Zwei Schiffe, zwei Geschichten
Es sind zwei Schiffe, die da ankern, ein britisches und ein amerikanisches, Alexander wirft eine Münze, aber immer wieder fragen sich die beiden Flüchtlinge, ob sie das richtige Schiff gewählt haben. Jeffrey Archer löst diese Frage genial: Er erzählt beide Geschichten. Alex und Elena fahren nach New York und lassen sich in Boston nieder und Sascha und Elena kommen nach Southhampton.

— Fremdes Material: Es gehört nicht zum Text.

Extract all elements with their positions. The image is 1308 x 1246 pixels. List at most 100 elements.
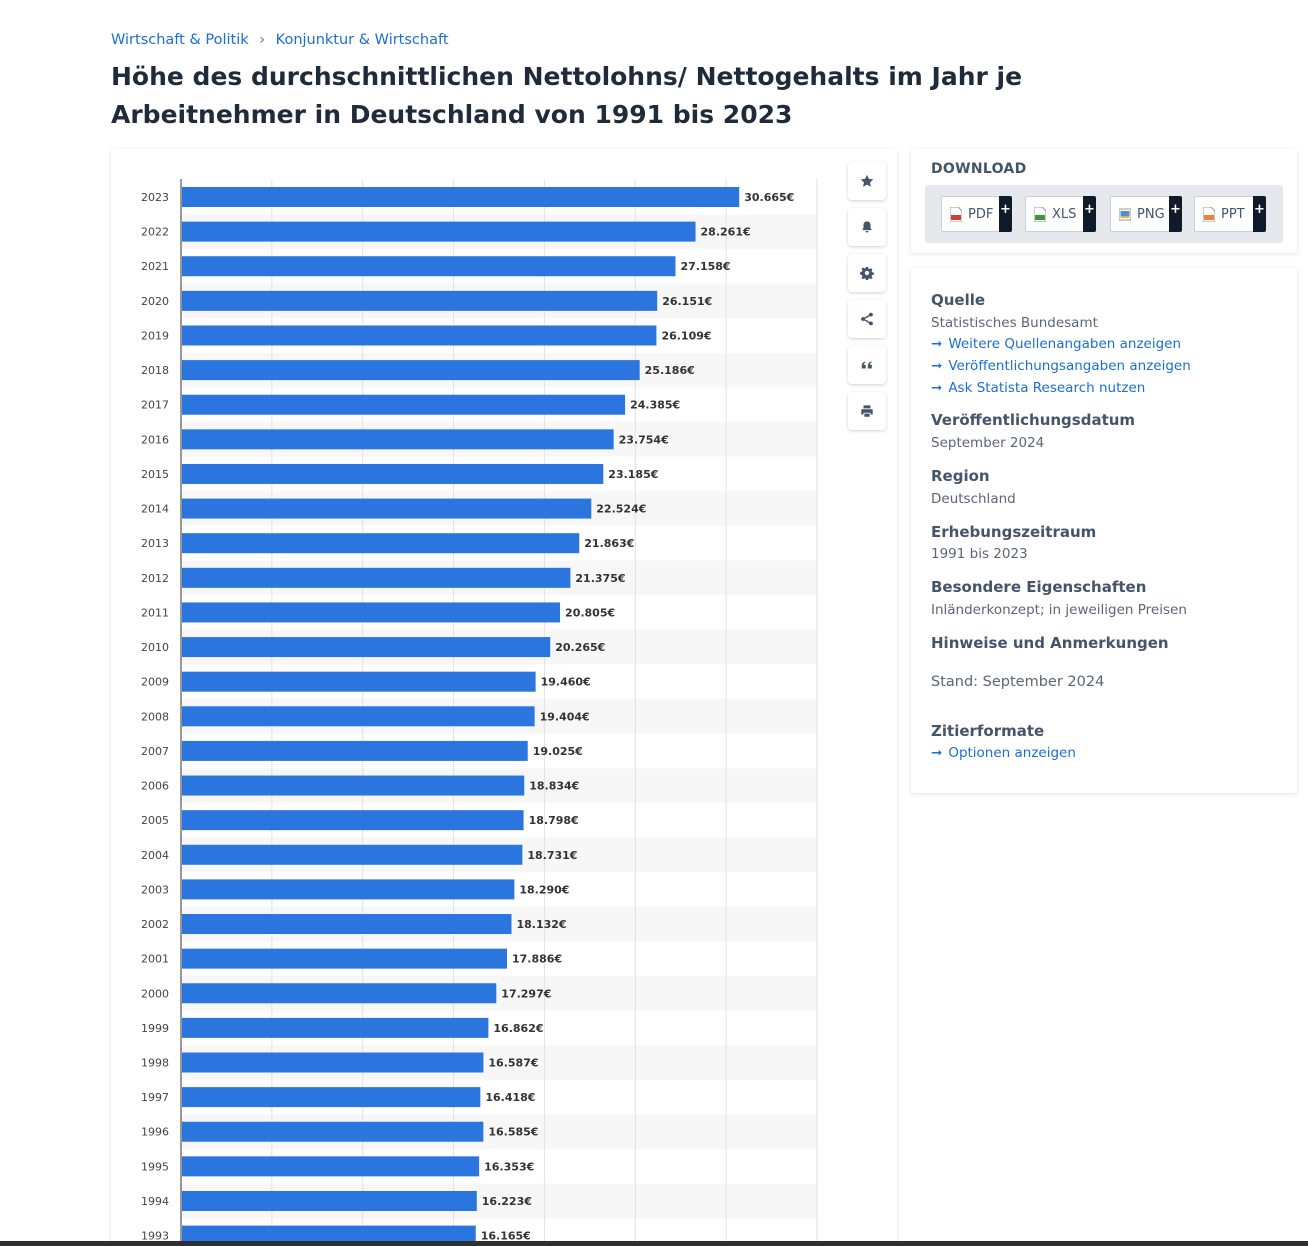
bar-2008[interactable] bbox=[182, 706, 535, 727]
print-button[interactable] bbox=[848, 392, 886, 430]
bar-2017[interactable] bbox=[182, 394, 626, 415]
link-more-sources[interactable]: ➞ Weitere Quellenangaben anzeigen bbox=[931, 336, 1181, 352]
bar-2010[interactable] bbox=[182, 637, 551, 658]
settings-button[interactable] bbox=[848, 254, 886, 292]
year-tick-label: 2003 bbox=[141, 883, 169, 896]
bar-2014[interactable] bbox=[182, 498, 592, 519]
bar-chart: 30.665€ 2023 28.261€ 2022 27.158€ 2021 26.151€… bbox=[141, 179, 818, 1246]
arrow-right-icon: ➞ bbox=[931, 745, 943, 761]
bar-1995[interactable] bbox=[182, 1156, 480, 1177]
png-file-icon bbox=[1119, 208, 1131, 220]
year-tick-label: 2005 bbox=[141, 814, 169, 827]
bar-2012[interactable] bbox=[182, 567, 571, 588]
year-tick-label: 2014 bbox=[141, 503, 169, 516]
bar-2007[interactable] bbox=[182, 740, 528, 761]
download-png-plus[interactable]: + bbox=[1169, 196, 1182, 232]
favorite-button[interactable] bbox=[848, 162, 886, 200]
bar-2006[interactable] bbox=[182, 775, 525, 796]
bar-value-label: 16.587€ bbox=[488, 1057, 538, 1070]
star-icon bbox=[860, 174, 874, 187]
period-value: 1991 bis 2023 bbox=[931, 546, 1028, 562]
bar-2015[interactable] bbox=[182, 463, 604, 484]
year-tick-label: 2020 bbox=[141, 295, 169, 308]
download-xls-label: XLS bbox=[1052, 206, 1077, 222]
bar-value-label: 18.290€ bbox=[519, 883, 569, 896]
bar-value-label: 18.132€ bbox=[516, 918, 566, 931]
bar-1996[interactable] bbox=[182, 1121, 484, 1142]
bar-2019[interactable] bbox=[182, 325, 657, 346]
bar-2011[interactable] bbox=[182, 602, 561, 623]
download-ppt-label: PPT bbox=[1221, 206, 1245, 222]
bar-2023[interactable] bbox=[182, 187, 740, 207]
region-heading: Region bbox=[931, 467, 990, 485]
bar-2001[interactable] bbox=[182, 948, 508, 969]
year-tick-label: 2001 bbox=[141, 953, 169, 966]
bar-2021[interactable] bbox=[182, 256, 676, 277]
bar-2016[interactable] bbox=[182, 429, 614, 450]
year-tick-label: 2002 bbox=[141, 918, 169, 931]
download-heading: DOWNLOAD bbox=[931, 161, 1027, 177]
year-tick-label: 2004 bbox=[141, 849, 169, 862]
year-tick-label: 2011 bbox=[141, 606, 169, 619]
bar-value-label: 16.862€ bbox=[493, 1022, 543, 1035]
bar-1997[interactable] bbox=[182, 1087, 481, 1108]
bar-value-label: 21.375€ bbox=[575, 572, 625, 585]
bar-1998[interactable] bbox=[182, 1052, 484, 1073]
bar-value-label: 19.404€ bbox=[540, 710, 590, 723]
gear-icon bbox=[860, 266, 874, 280]
source-value: Statistisches Bundesamt bbox=[931, 315, 1098, 331]
link-cite-options[interactable]: ➞ Optionen anzeigen bbox=[931, 745, 1076, 761]
notification-button[interactable] bbox=[848, 208, 886, 246]
download-bar: PDF + XLS + PNG + PPT + bbox=[925, 185, 1283, 243]
year-tick-label: 2013 bbox=[141, 537, 169, 550]
breadcrumb-link-konjunktur[interactable]: Konjunktur & Wirtschaft bbox=[275, 32, 449, 48]
bar-2022[interactable] bbox=[182, 221, 696, 242]
bar-2000[interactable] bbox=[182, 983, 497, 1004]
link-ask-research[interactable]: ➞ Ask Statista Research nutzen bbox=[931, 380, 1145, 396]
special-value: Inländerkonzept; in jeweiligen Preisen bbox=[931, 602, 1187, 618]
download-pdf-plus[interactable]: + bbox=[999, 196, 1012, 232]
year-tick-label: 2009 bbox=[141, 676, 169, 689]
share-button[interactable] bbox=[848, 300, 886, 338]
xls-file-icon bbox=[1034, 206, 1046, 222]
bar-2009[interactable] bbox=[182, 671, 536, 692]
bar-value-label: 16.223€ bbox=[482, 1195, 532, 1208]
bottom-edge bbox=[0, 1241, 1308, 1246]
pdf-file-icon bbox=[950, 206, 962, 222]
bar-2004[interactable] bbox=[182, 844, 523, 865]
bar-2002[interactable] bbox=[182, 914, 512, 935]
bar-value-label: 21.863€ bbox=[584, 537, 634, 550]
notes-value: Stand: September 2024 bbox=[931, 674, 1105, 690]
year-tick-label: 1997 bbox=[141, 1091, 169, 1104]
notes-heading: Hinweise und Anmerkungen bbox=[931, 634, 1169, 652]
year-tick-label: 1996 bbox=[141, 1126, 169, 1139]
bar-2018[interactable] bbox=[182, 360, 640, 381]
breadcrumb-link-wirtschaft-politik[interactable]: Wirtschaft & Politik bbox=[111, 32, 249, 48]
arrow-right-icon: ➞ bbox=[931, 380, 943, 396]
bar-value-label: 19.025€ bbox=[533, 745, 583, 758]
bar-2005[interactable] bbox=[182, 810, 524, 831]
cite-heading: Zitierformate bbox=[931, 722, 1045, 740]
cite-button[interactable] bbox=[848, 346, 886, 384]
bar-1994[interactable] bbox=[182, 1190, 477, 1211]
bar-2013[interactable] bbox=[182, 533, 580, 554]
bar-2020[interactable] bbox=[182, 290, 658, 311]
region-value: Deutschland bbox=[931, 491, 1016, 507]
download-xls-plus[interactable]: + bbox=[1083, 196, 1096, 232]
bar-value-label: 18.834€ bbox=[529, 780, 579, 793]
bar-value-label: 16.418€ bbox=[485, 1091, 535, 1104]
bell-icon bbox=[862, 221, 872, 233]
arrow-right-icon: ➞ bbox=[931, 336, 943, 352]
download-card: DOWNLOAD PDF + XLS + PNG + PPT + bbox=[911, 149, 1297, 253]
bar-value-label: 19.460€ bbox=[541, 676, 591, 689]
year-tick-label: 1999 bbox=[141, 1022, 169, 1035]
period-heading: Erhebungszeitraum bbox=[931, 523, 1097, 541]
download-ppt-plus[interactable]: + bbox=[1253, 196, 1266, 232]
link-publication-details[interactable]: ➞ Veröffentlichungsangaben anzeigen bbox=[931, 358, 1191, 374]
bar-value-label: 16.585€ bbox=[488, 1126, 538, 1139]
bar-1999[interactable] bbox=[182, 1017, 489, 1038]
bar-2003[interactable] bbox=[182, 879, 515, 900]
bar-1993[interactable] bbox=[182, 1225, 476, 1246]
pub-date-value: September 2024 bbox=[931, 435, 1045, 451]
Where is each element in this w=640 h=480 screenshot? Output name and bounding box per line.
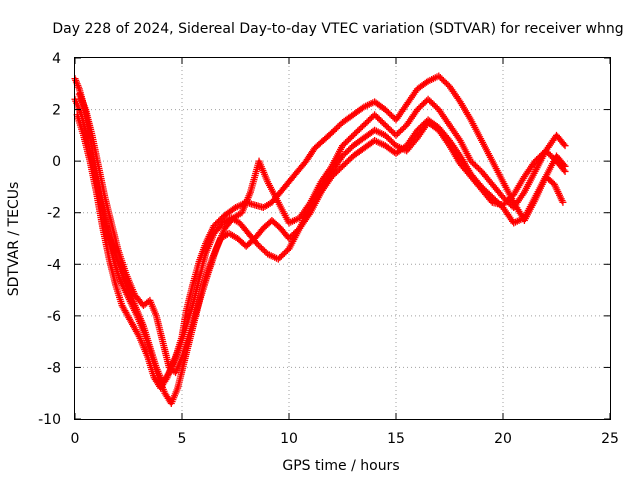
y-tick-label: 2	[52, 103, 61, 119]
x-axis-label: GPS time / hours	[282, 458, 399, 474]
y-tick-label: -8	[47, 360, 61, 376]
plot-frame	[74, 57, 611, 420]
data-point	[559, 198, 567, 206]
y-tick-label: 0	[52, 154, 61, 170]
x-tick-label: 25	[601, 431, 619, 447]
data-point	[560, 166, 568, 174]
x-tick-label: 0	[71, 431, 80, 447]
y-tick-label: -4	[47, 257, 61, 273]
x-tick-label: 5	[178, 431, 187, 447]
tick-layer: 0 5 10 15 20 25 -10 -8 -6 -4 -2 0 2 4	[38, 51, 619, 447]
y-tick-label: -6	[47, 309, 61, 325]
x-tick-label: 20	[494, 431, 512, 447]
x-tick-label: 15	[387, 431, 405, 447]
y-tick-label: -2	[47, 206, 61, 222]
y-tick-label: 4	[52, 51, 61, 67]
x-tick-label: 10	[280, 431, 298, 447]
data-point	[561, 142, 569, 150]
data-point	[561, 167, 569, 175]
data-point	[560, 140, 568, 148]
y-axis-label: SDTVAR / TECUs	[6, 182, 22, 297]
data-marks	[71, 72, 569, 408]
y-tick-label: -10	[38, 412, 61, 428]
series-track-c	[73, 111, 567, 392]
chart-title: Day 228 of 2024, Sidereal Day-to-day VTE…	[52, 21, 623, 37]
series-track-d	[75, 90, 569, 377]
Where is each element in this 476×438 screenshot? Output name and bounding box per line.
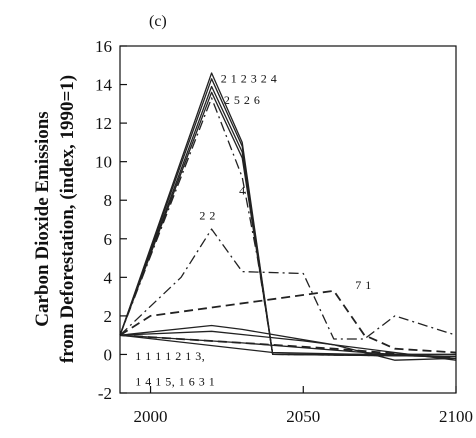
x-tick-label: 2050	[286, 407, 320, 426]
y-tick-label: 16	[95, 37, 112, 56]
series-annotation: 1 4 1 5, 1 6 3 1	[135, 374, 215, 388]
series-annotation: 2 2	[199, 209, 216, 223]
series-line	[119, 97, 457, 358]
series-line	[119, 334, 457, 358]
series-annotation: 4	[239, 183, 246, 197]
y-axis-label-line1: Carbon Dioxide Emissions	[32, 111, 53, 326]
series-annotation: 2 5 2 6	[224, 93, 261, 107]
y-axis-label-line2: from Deforestation, (index, 1990=1)	[57, 75, 78, 363]
series-line	[119, 334, 457, 360]
series-line	[119, 72, 456, 356]
series-line	[119, 228, 457, 340]
y-tick-label: 0	[104, 345, 113, 364]
x-tick-label: 2000	[134, 407, 168, 426]
y-tick-label: 14	[95, 76, 113, 95]
series-line	[119, 289, 457, 354]
series-line	[119, 330, 457, 361]
y-tick-label: 12	[95, 114, 112, 133]
y-tick-label: 6	[104, 230, 113, 249]
y-tick-label: 10	[95, 153, 112, 172]
y-tick-label: 4	[104, 268, 113, 287]
x-tick-label: 2100	[439, 407, 473, 426]
y-tick-label: 2	[104, 307, 113, 326]
series-line	[119, 91, 457, 358]
series-line	[119, 85, 457, 358]
panel-label: (c)	[149, 13, 167, 30]
y-tick-label: 8	[104, 191, 113, 210]
plot-frame	[119, 45, 457, 394]
series-annotation: 2 1 2 3 2 4	[221, 72, 277, 86]
series-annotation: 7 1	[355, 278, 372, 292]
series-line	[119, 324, 457, 361]
series-annotation: 1 1 1 1 2 1 3,	[135, 349, 205, 363]
y-tick-label: -2	[98, 384, 112, 403]
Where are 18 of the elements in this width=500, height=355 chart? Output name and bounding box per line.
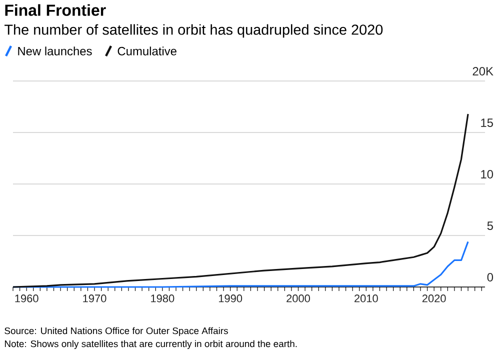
chart-title: Final Frontier [5,4,106,16]
x-tick-label: 1990 [218,294,242,302]
x-tick-label: 2000 [286,294,310,302]
x-tick-label: 1960 [15,294,38,302]
y-tick-label: 20K [472,67,494,76]
x-tick-label: 2020 [422,294,446,302]
text: Note: Shows only satellites that are currently in orbit around the earth. [4,340,297,350]
source-note: Source: United Nations Office for Outer Space Affairs [4,327,228,336]
y-tick-label: 15 [481,118,493,127]
chart-subtitle: The number of satellites in orbit has quadrupled since 2020 [4,24,383,38]
y-tick-label: 5 [487,222,493,230]
legend-label: Cumulative [118,46,176,56]
legend-label: New launches [18,46,92,56]
y-tick-label: 10 [481,170,494,178]
y-tick-label: 0 [487,273,494,282]
x-tick-label: 1980 [151,294,174,302]
x-tick-label: 1970 [83,294,106,302]
x-tick-label: 2010 [354,294,378,302]
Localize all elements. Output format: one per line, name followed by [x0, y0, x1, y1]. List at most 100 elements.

Alex wird Unternehmer in Boston. Foto: pixabay
In zwei voneinander unabhängigen, aber sich immer begegnenden Erzählsträngen erfährt der Leser, wie sich „Der Traum des Lebens“ für Alexander und seine Mutter verwirklicht. Beide sind intelligent und fleißig, beide sind sparsam und anspruchslos, das sind sie aus ihrer Vergangenheit so gewohnt.
Zahlreiche Widrigkeiten
Und so kommen beiden trotz zahlreicher Widrigkeiten gut zurecht. Elena, die gute Köchin, arbeitet sich sukzessive von der Spülerin hoch bis zu eigenen Restaurants. Sascha bzw. Alex studieren, verdienen sich nebenbei ihren Lebensunterhalt. Sascha wird in England Politiker der Labourpartei und Alex wird in Boston Unternehmer. Beide finden sie ihre große Liebe.
Sascha wird Politiker in London. Foto: pixabay
Von Jeffrey Archer ist man es gewohnt, dass er mit zahlreichen Nebenschauplätzen den Roman abwechslungsreich gestaltet und auch die Nebenfiguren plastisch werden lässt. So muss Alex in den Vietnamkrieg ziehen, wo er seinem Vorgesetzten das Leben rettet. Sascha indes kämpft an anderer Front, seine politische Widersacherin von den Konservativen macht ihm mit Intrigen das Leben schwer.
Unterhaltung, Spannung und politische Bildung
Was wie simple Unterhaltung klingt, hat immer kenntnisreiche Hintergründe. Dem Autor gelingt es, Unterhaltung, Spannung und politische Bildung unter einem Dach zu vereinen. Dem Exilrussen wird letztlich ein hohes Amt angetragen, lange ringt er darum, dann nimmt er an, aber sein Schulfreund kann sich damit nicht anfreunden.
Roter Platz in Moskau. Foto: pixabay
Jeffrey Archer widmet sein Buch Boris Nemtsow mit den Worten: „Ich wünschte ich hätte seinen Mut“. Der russische Physiker und Politiker, der Zeit seines Lebens für Demokratie und Freiheit in seinem Land kämpfte, wurde 2015 in Moskau an der Kremlmauer erschossen.